Ah yes, the ultimate offer that cannot be refused.
Hmm... Suicide is illegal in many (most?) places, so if such a drug could be proven to extend one's healthy/useful life - especially if it extended it forever, would taking the drug be required and refusing to take it illegal?
Well, we still don't have a good theory of quantum gravity.
QG = x + y (for sufficiently appropriate values of x and y)
I remember reading one bio-mathematics person determining that bees do their little waggle dances in nine dimensions projected onto two, and I thought she was insane.
Not insane, just high.
I'm just saying that the industry can't keep supporting Model Ts on the Information Superhighway.
I understand and generally agree with your comment, but new and/or trendy doesn't always mean "better", even if the Firefox developers want it to and/or think it does.
You may want to consider using DuckDuckGo for searches...
Thanks, I'm looking into that - and Startpage - now. They both offer desirable, easy display customizations.
I don't really care about Google logging/using my search data, but it pisses me off that I can't (easily) customize the search experience on their pages. I was able to kill most of the annoying bits like suggestions and instant using NoScript and not allowing Javascript. Using Proxomitron was able to filter cookies and HTML to remove the redirection links, Tools bar and ensure other things were set/cleared, but *that* requires an http connection and - for some reason - I'm now getting redirected to https at home but, strangely, not at work (both while signed out as I never actually sign into Google) - Heavy sigh.
I'll probably try playing with Greasemonkey to see how that goes. However, I really liked filtering through Proxomitron as it also works for IE and other applications... I suppose I could always add a hosts entry "216.239.32.20 www.google.com" to hit "nosslsearch.google.com" instead.
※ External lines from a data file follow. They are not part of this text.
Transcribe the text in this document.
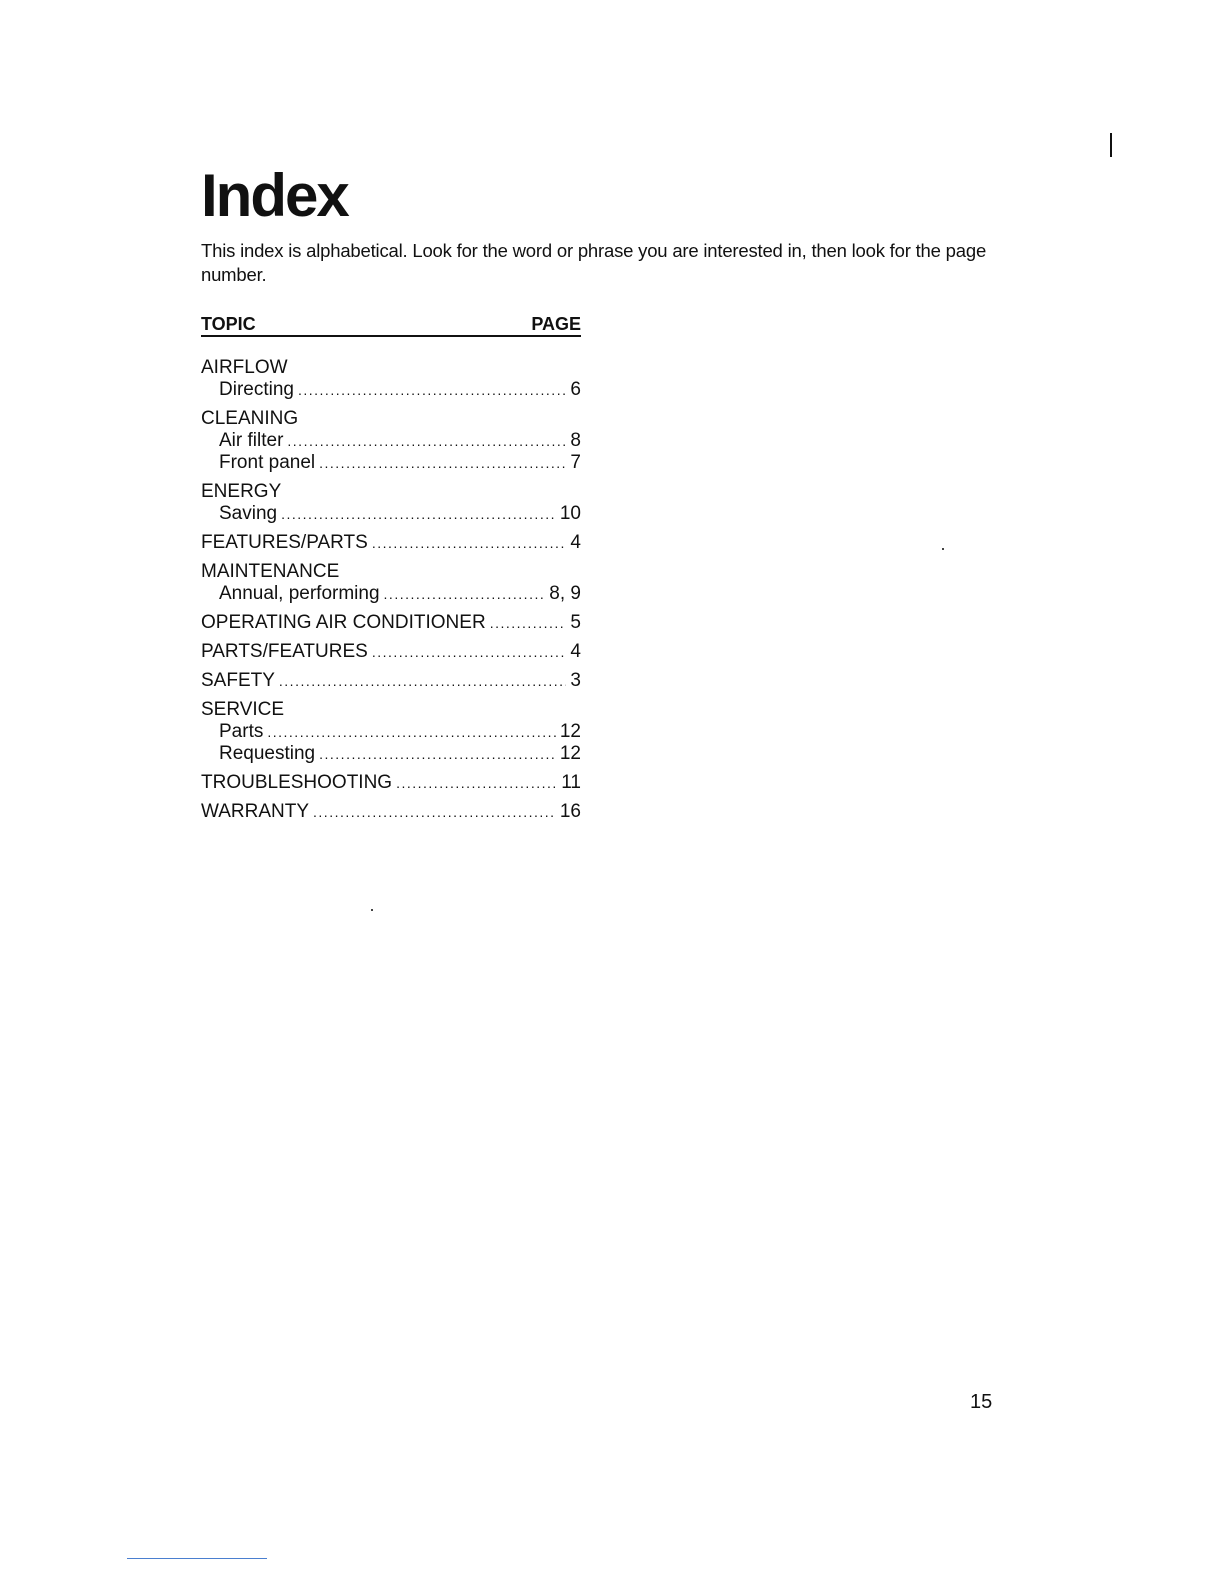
Index

This index is alphabetical. Look for the word or phrase you are interested in, then look for the page number.

TOPIC	PAGE
AIRFLOW
Directing .....	6
CLEANING
Air filter .....	8
Front panel .....	7
ENERGY
Saving .....	10
FEATURES/PARTS .....	4
MAINTENANCE
Annual, performing .....	8, 9
OPERATING AIR CONDITIONER .....	5
PARTS/FEATURES .....	4
SAFETY .....	3
SERVICE
Parts .....	12
Requesting .....	12
TROUBLESHOOTING .....	11
WARRANTY .....	16
15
Haven't we grown out of "the ends justify the means" yet?
You must be new here - I mean to the planet - welcome. Watch your back, we're a narrow-minded, short-sighted, fucked-up species.
The district in Glendale, California, is paying $40,500 to a firm to monitor and report on 14,000 middle and high school students' posts on Twitter, Facebook and other social media for one year.
From TFA:
Frydrych's firm scours the social media postings of Glendale students aged 13 and older -- the age at which parental permission isn't required for the school's contracted monitoring -- and sends a daily report to principals on which students' comments could be causes for concern, Frydrych said.
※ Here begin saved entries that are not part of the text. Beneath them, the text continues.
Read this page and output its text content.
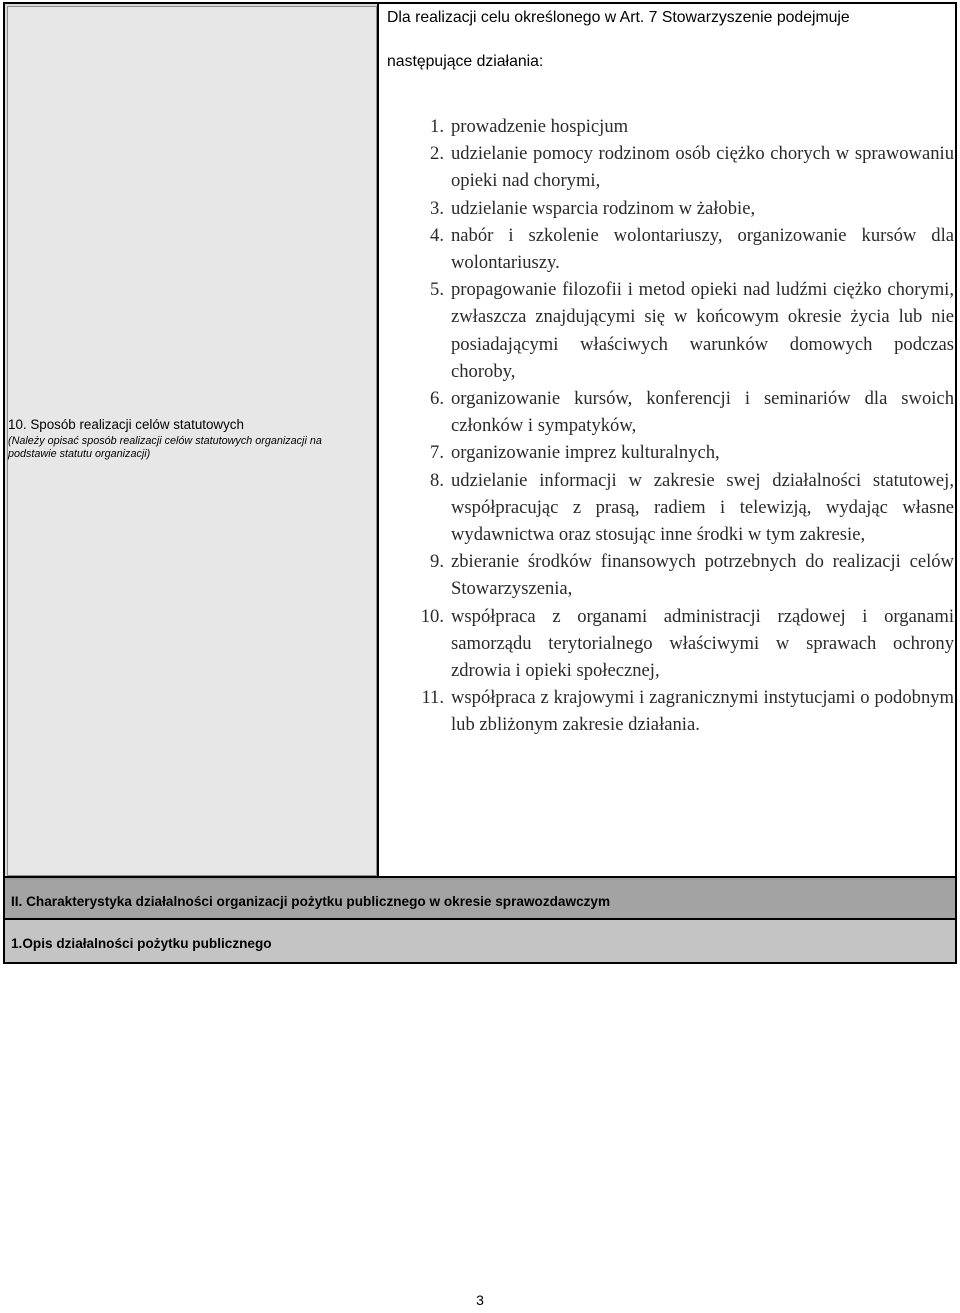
10. Sposób realizacji celów statutowych
(Należy opisać sposób realizacji celów statutowych organizacji na podstawie statutu organizacji)
Dla realizacji celu określonego w Art. 7 Stowarzyszenie podejmuje
następujące działania:
1. prowadzenie hospicjum
2. udzielanie pomocy rodzinom osób ciężko chorych w sprawowaniu opieki nad chorymi,
3. udzielanie wsparcia rodzinom w żałobie,
4. nabór i szkolenie wolontariuszy, organizowanie kursów dla wolontariuszy.
5. propagowanie filozofii i metod opieki nad ludźmi ciężko chorymi, zwłaszcza znajdującymi się w końcowym okresie życia lub nie posiadającymi właściwych warunków domowych podczas choroby,
6. organizowanie kursów, konferencji i seminariów dla swoich członków i sympatyków,
7. organizowanie imprez kulturalnych,
8. udzielanie informacji w zakresie swej działalności statutowej, współpracując z prasą, radiem i telewizją, wydając własne wydawnictwa oraz stosując inne środki w tym zakresie,
9. zbieranie środków finansowych potrzebnych do realizacji celów Stowarzyszenia,
10. współpraca z organami administracji rządowej i organami samorządu terytorialnego właściwymi w sprawach ochrony zdrowia i opieki społecznej,
11. współpraca z krajowymi i zagranicznymi instytucjami o podobnym lub zbliżonym zakresie działania.
II. Charakterystyka działalności organizacji pożytku publicznego w okresie sprawozdawczym
1.Opis działalności pożytku publicznego
3
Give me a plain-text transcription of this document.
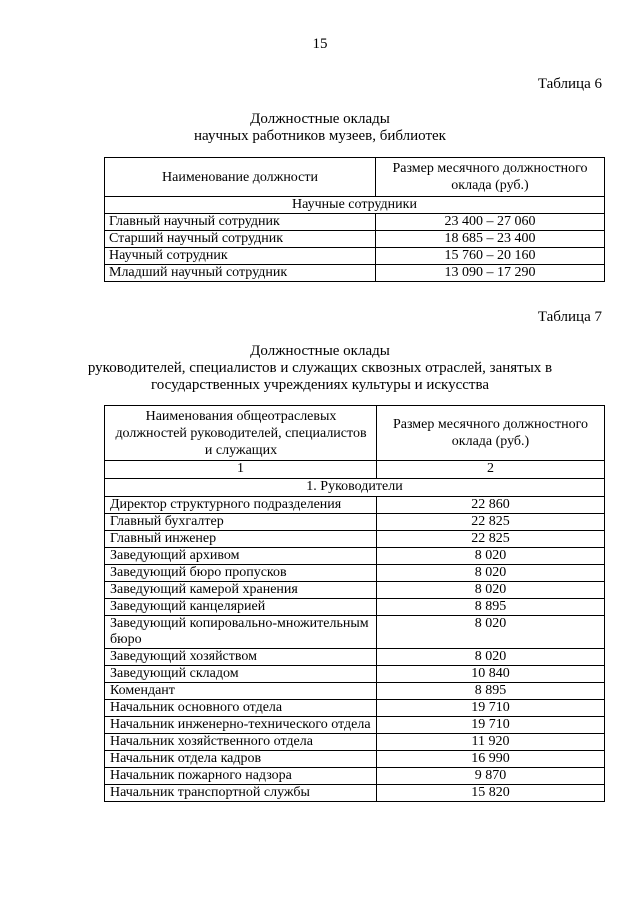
15
Таблица 6
Должностные оклады
научных работников музеев, библиотек
Наименование должности	Размер месячного должностного оклада (руб.)
Научные сотрудники	
Главный научный сотрудник	23 400 – 27 060
Старший научный сотрудник	18 685 – 23 400
Научный сотрудник	15 760 – 20 160
Младший научный сотрудник	13 090 – 17 290
Таблица 7
Должностные оклады
руководителей, специалистов и служащих сквозных отраслей, занятых в
государственных учреждениях культуры и искусства
Наименования общеотраслевых должностей руководителей, специалистов и служащих	Размер месячного должностного оклада (руб.)
1	2
1. Руководители	
Директор структурного подразделения	22 860
Главный бухгалтер	22 825
Главный инженер	22 825
Заведующий архивом	8 020
Заведующий бюро пропусков	8 020
Заведующий камерой хранения	8 020
Заведующий канцелярией	8 895
Заведующий копировально-множительным бюро	8 020
Заведующий хозяйством	8 020
Заведующий складом	10 840
Комендант	8 895
Начальник основного отдела	19 710
Начальник инженерно-технического отдела	19 710
Начальник хозяйственного отдела	11 920
Начальник отдела кадров	16 990
Начальник пожарного надзора	9 870
Начальник транспортной службы	15 820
And how does the school district get the student account information? I know if they had asked me for that info (if social media, nay the Internet, existed when I was in HS) I would have replied, "fuck off." Hell, I'd give that same answer to that same question to my employer now.
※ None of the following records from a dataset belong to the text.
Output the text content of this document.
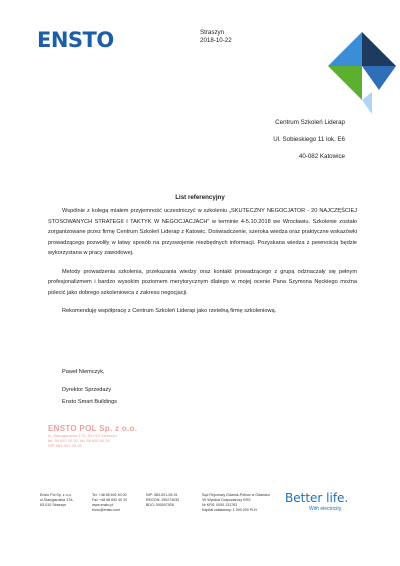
ENSTO	Straszyn
2018-10-22
Centrum Szkoleń Liderap
Ul. Sobieskiego 11 lok. E6
40-082 Katowice
List referencyjny

Wspólnie z kolegą miałem przyjemność uczestniczyć w szkoleniu „SKUTECZNY NEGOCJATOR - 20 NAJCZĘŚCIEJ STOSOWANYCH STRATEGII I TAKTYK W NEGOCJACJACH" w terminie 4-5.10.2018 we Wrocławiu. Szkolenie zostało zorganizowane przez firmę Centrum Szkoleń Liderap z Katowic. Doświadczenie, szeroka wiedza oraz praktyczne wskazówki prowadzącego pozwoliły w łatwy sposób na przyswojenie niezbędnych informacji. Pozyskana wiedza z pewnością będzie wykorzystana w pracy zawodowej.

Metody prowadzenia szkolenia, przekazania wiedzy oraz kontakt prowadzącego z grupą odznaczały się pełnym profesjonalizmem i bardzo wysokim poziomem merytorycznym dlatego w mojej ocenie Pana Szymona Nęckiego można polecić jako dobrego szkoleniowca z zakresu negocjacji.

Rekomenduję współpracę z Centrum Szkoleń Liderap jako rzetelną firmę szkoleniową.

Paweł Niemczyk,
Dyrektor Sprzedaży
Ensto Smart Buildings
ENSTO POL Sp. z o.o.
ul. Starogardzka 17A, 83-010 Straszyn
tel. 58 692 40 00, fax 58 692 40 20
NIP 583-001-05-91
Ensto Pol Sp. z o.o.
ul.Starogardzka 17A
83-010 Straszyn
Tel. +48 58 692 40 00
Fax +48 58 692 40 20
www.ensto.pl
biuro@ensto.com
NIP: 583-001-05-91
REGON: 190274030
BDO: 000007928
Sąd Rejonowy Gdańsk-Północ w Gdańsku
VII Wydział Gospodarczy KRS
Nr KRS: 0000 131763
Kapitał zakładowy: 1 000 000 PLN
Better life.
With electricity.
... a facility known as the Information Dominance Center.
I thought information wanted to be free.
I guess we're the "bottom" in this NSA BDSM situation because all I've seen so far is the NSA reaching for the big, black strap-on... But I thought the bottom has all the power in this kind relationship - and we obviously don't - so I'm really confused.
The demonstration is that Intel has chips running on extremely low power, which honestly is kind of cool.
Actually, this is because Intel developers obviously drink a LOT and probably accidentally knocked an open bottle of wine onto something in the lab. The "demonstration" is the result of the official incident write-up as an "experiment"... :-)
ultimately were not as responsive or successful in following cues as they would otherwise be with humans.
I think dogs also get a lot of action/behavioral cues from our facial and vocal expressions, which may be missing from the robots.
It's gonna take a mighty big shark to carry around that kind of firepower . . .
Don't give the Sci-Fi -- I mean SyFy (sigh) -- channel any ideas. Sharknado was bad enough.
They rock at redditing and slashdoting, however.
Proper Verbs are annoying. Stop browsering and learn some grammar.
It also busts drunk and sleepy drivers, because their brain waves differ from those when you're fully awake and totally sober.
And that equates to how many cups of coffee in the morning?